David was born and raised in Queens. To this day, when I take the Long Island Rail Road leaving Manhattan, passing into Queens, I look out the window and see the sign for Skillman Avenue. I think of David—that is where he grew up, in Long Island City.
His parents were diehard communists, and raised him as a “Red Diaper Baby.” Their indoctrination paid off, at least initially. In the 1960s and 1970s, he was a leader of the New Left, stoking anti-Americanism. He befriended Huey Newton, founder of the Black Panther Party, but later split with them once he learned they were involved in the death of a friend of his, Betty Van Patter.
David, and his friend, Peter Collier, founded Ramparts, a radical magazine that cheered for a communist victory in Vietnam. But as he watched what the communists did in Vietnam, his enthusiasm for Marxism soured. The final straw came in the late 1970s when Pol Pot murdered two-in-five of his fellow Cambodians. This shook him intellectually.
Then came the election of Ronald Reagan. This further triggered the reset: David became a rabid pro-American conservative. In 1987, he held a “Second Thoughts Conference” in Washington D.C. This is where he, and other ex-New Left activists, explained why they had had “Second Thoughts” about their political philosophy. Communist genocide has a way of shaking honest people up.
In the early 1990s, he and Peter founded Heterodoxy, a brilliant monthly that broke new grounds. Later in the decade, the David Horowitz Freedom Center was launched, and with it the influential publication, FrontPage magazine.
Peter had made such a turnaround that he called me at the Catholic League in the late 1990s to congratulate me on my work. More important, he said he made his way back to Catholicism.
It was about that time when David asked me to speak at a conference in Los Angeles that would assess the cultural impact that Hollywood was having. I was scheduled to be there anyway—Jeffrey Katzenberg invited me to review his yet-to-be released movie, Prince of Egypt (which I applauded), so I agreed.
It was an enormous room—full of actors, producers and directors—and virtually all of the speakers put a positive face on Hollywood. Until I spoke. After I finished with my remarks, the man sitting next to me on the platform turned to me and said, “They are going to have to get extra security to escort you out of here.”
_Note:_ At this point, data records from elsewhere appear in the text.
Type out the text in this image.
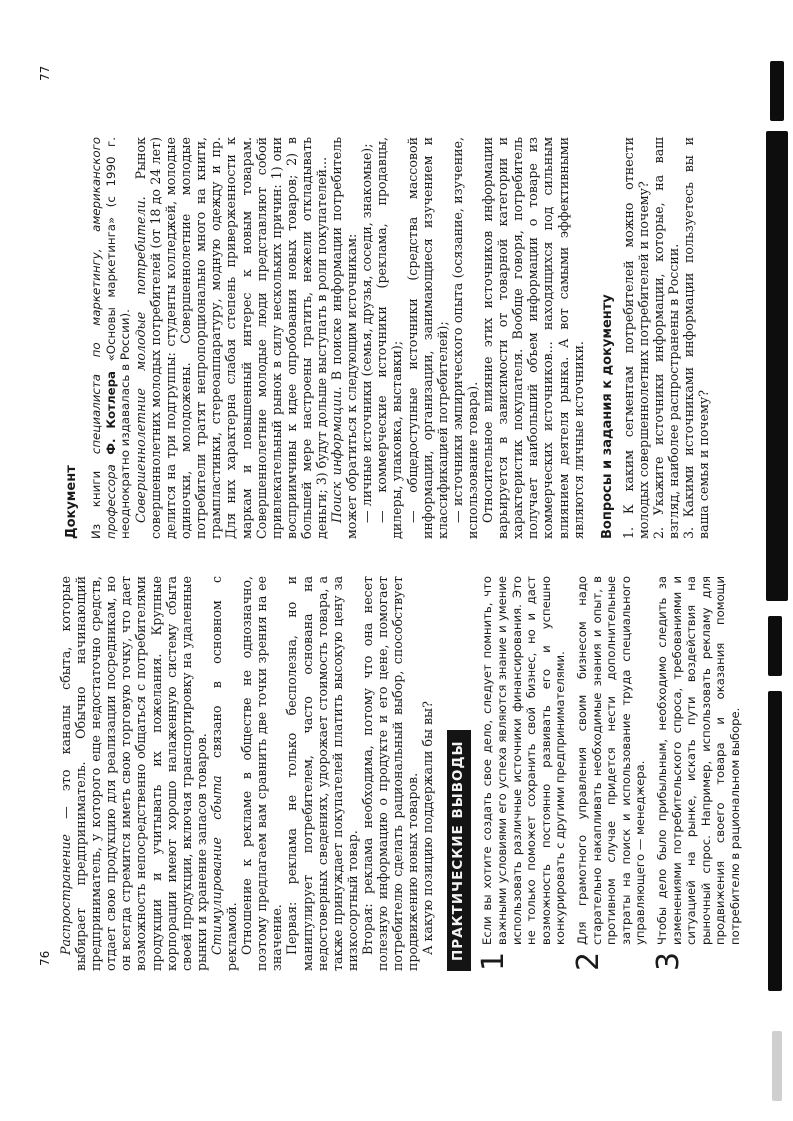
76
77

Распространение — это каналы сбыта, которые выбирает предприниматель. Обычно начинающий предприниматель, у которого еще недостаточно средств, отдает свою продукцию для реализации посредникам, но он всегда стремится иметь свою торговую точку, что дает возможность непосредственно общаться с потребителями продукции и учитывать их пожелания. Крупные корпорации имеют хорошо налаженную систему сбыта своей продукции, включая транспортировку на удаленные рынки и хранение запасов товаров. Стимулирование сбыта связано в основном с рекламой. Отношение к рекламе в обществе не однозначно, поэтому предлагаем вам сравнить две точки зрения на ее значение. Первая: реклама не только бесполезна, но и манипулирует потребителем, часто основана на недостоверных сведениях, удорожает стоимость товара, а также принуждает покупателей платить высокую цену за низкосортный товар. Вторая: реклама необходима, потому что она несет полезную информацию о продукте и его цене, помогает потребителю сделать рациональный выбор, способствует продвижению новых товаров. А какую позицию поддержали бы вы? ПРАКТИЧЕСКИЕ ВЫВОДЫ
1
Если вы хотите создать свое дело, следует помнить, что важными условиями его успеха являются знание и умение использовать различные источники финансирования. Это не только поможет сохранить свой бизнес, но и даст возможность постоянно развивать его и успешно конкурировать с другими предпринимателями.
2
Для грамотного управления своим бизнесом надо старательно накапливать необходимые знания и опыт, в противном случае придется нести дополнительные затраты на поиск и использование труда специального управляющего — менеджера.
3
Чтобы дело было прибыльным, необходимо следить за изменениями потребительского спроса, требованиями и ситуацией на рынке, искать пути воздействия на рыночный спрос. Например, использовать рекламу для продвижения своего товара и оказания помощи потребителю в рациональном выборе.
Документ Из книги специалиста по маркетингу, американского профессора Ф. Котлера «Основы маркетинга» (с 1990 г. неоднократно издавалась в России). Совершеннолетние молодые потребители. Рынок совершеннолетних молодых потребителей (от 18 до 24 лет) делится на три подгруппы: студенты колледжей, молодые одиночки, молодожены. Совершеннолетние молодые потребители тратят непропорционально много на книги, грампластинки, стереоаппаратуру, модную одежду и пр. Для них характерна слабая степень приверженности к маркам и повышенный интерес к новым товарам. Совершеннолетние молодые люди представляют собой привлекательный рынок в силу нескольких причин: 1) они восприимчивы к идее опробования новых товаров; 2) в большей мере настроены тратить, нежели откладывать деньги; 3) будут дольше выступать в роли покупателей... Поиск информации. В поиске информации потребитель может обратиться к следующим источникам: — личные источники (семья, друзья, соседи, знакомые); — коммерческие источники (реклама, продавцы, дилеры, упаковка, выставки); — общедоступные источники (средства массовой информации, организации, занимающиеся изучением и классификацией потребителей); — источники эмпирического опыта (осязание, изучение, использование товара). Относительное влияние этих источников информации варьируется в зависимости от товарной категории и характеристик покупателя. Вообще говоря, потребитель получает наибольший объем информации о товаре из коммерческих источников... находящихся под сильным влиянием деятеля рынка. А вот самыми эффективными являются личные источники. Вопросы и задания к документу 1. К каким сегментам потребителей можно отнести молодых совершеннолетних потребителей и почему? 2. Укажите источники информации, которые, на ваш взгляд, наиболее распространены в России. 3. Какими источниками информации пользуетесь вы и ваша семья и почему?
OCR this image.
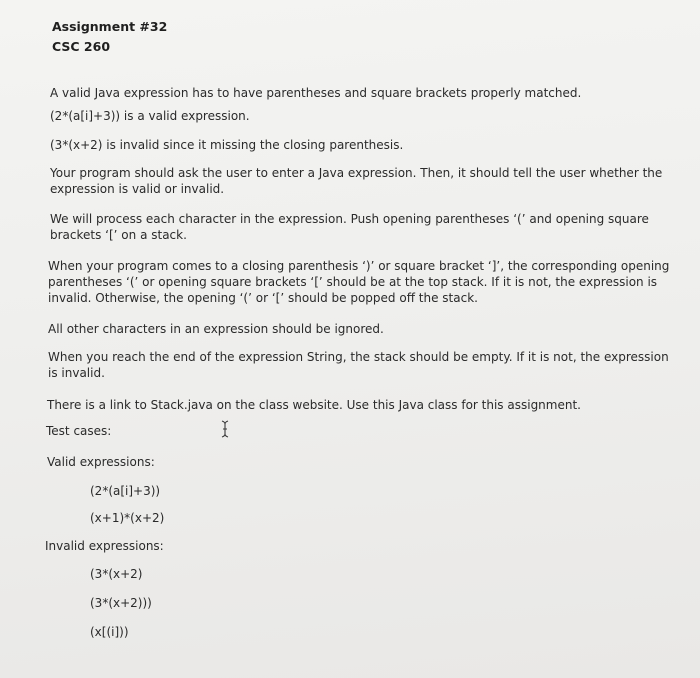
Assignment #32
CSC 260
A valid Java expression has to have parentheses and square brackets properly matched.
(2*(a[i]+3)) is a valid expression.
(3*(x+2) is invalid since it missing the closing parenthesis.
Your program should ask the user to enter a Java expression. Then, it should tell the user whether the
expression is valid or invalid.
We will process each character in the expression. Push opening parentheses ‘(’ and opening square
brackets ‘[’ on a stack.
When your program comes to a closing parenthesis ‘)’ or square bracket ‘]’, the corresponding opening
parentheses ‘(’ or opening square brackets ‘[’ should be at the top stack. If it is not, the expression is
invalid. Otherwise, the opening ‘(’ or ‘[’ should be popped off the stack.
All other characters in an expression should be ignored.
When you reach the end of the expression String, the stack should be empty. If it is not, the expression
is invalid.
There is a link to Stack.java on the class website. Use this Java class for this assignment.
Test cases:
Valid expressions:
(2*(a[i]+3))
(x+1)*(x+2)
Invalid expressions:
(3*(x+2)
(3*(x+2)))
(x[(i]))
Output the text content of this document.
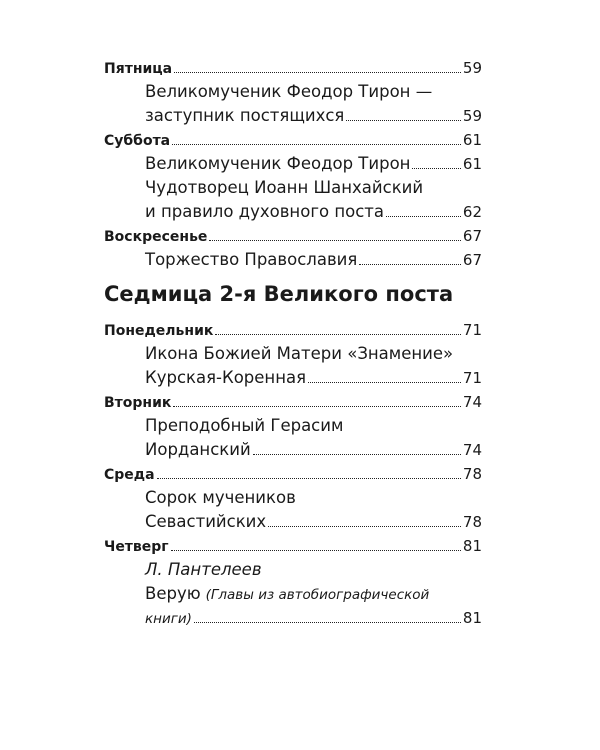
Пятница	59
Великомученик Феодор Тирон —
заступник постящихся	59
Суббота	61
Великомученик Феодор Тирон	61
Чудотворец Иоанн Шанхайский
и правило духовного поста	62
Воскресенье	67
Торжество Православия	67
Седмица 2-я Великого поста
Понедельник	71
Икона Божией Матери «Знамение»
Курская-Коренная	71
Вторник	74
Преподобный Герасим
Иорданский	74
Среда	78
Сорок мучеников
Севастийских	78
Четверг	81
Л. Пантелеев
Верую (Главы из автобиографической
книги)	81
What did I say that upset the elites? I told them they were a bunch of phonies. One after another, I said, you came to the microphone to tell us that you don’t allow your children to watch the television shows that you make. No, you said, your children watch Nickelodeon. I asked, “So whose children are your shows good for?” They knew exactly what I meant. The room was dead silent. But David loved it.
David was fond of saying that many conservatives don’t get it. They are so nice. The problem with that is they seriously underestimate how vicious the Left is. They need to toughen up. They don’t understand how driven and malicious radicals are.
In more recent years, David wrote a blurb for one my books, and I endorsed one of his. He was always honest and full of energy.
As he grew intellectually, David, who was Jewish, became a staunch advocate of Christianity. He saw the cultural rot that militant secularism wrought, concluding that an ascendant Christianity was badly needed.
Not surprisingly, the Left turned on him, hating his slide to conservatism. But he didn’t care—all he cared about was telling the truth.
America has lost a great one. I was honored to have known David Horowitz as a friend. May he rest in peace.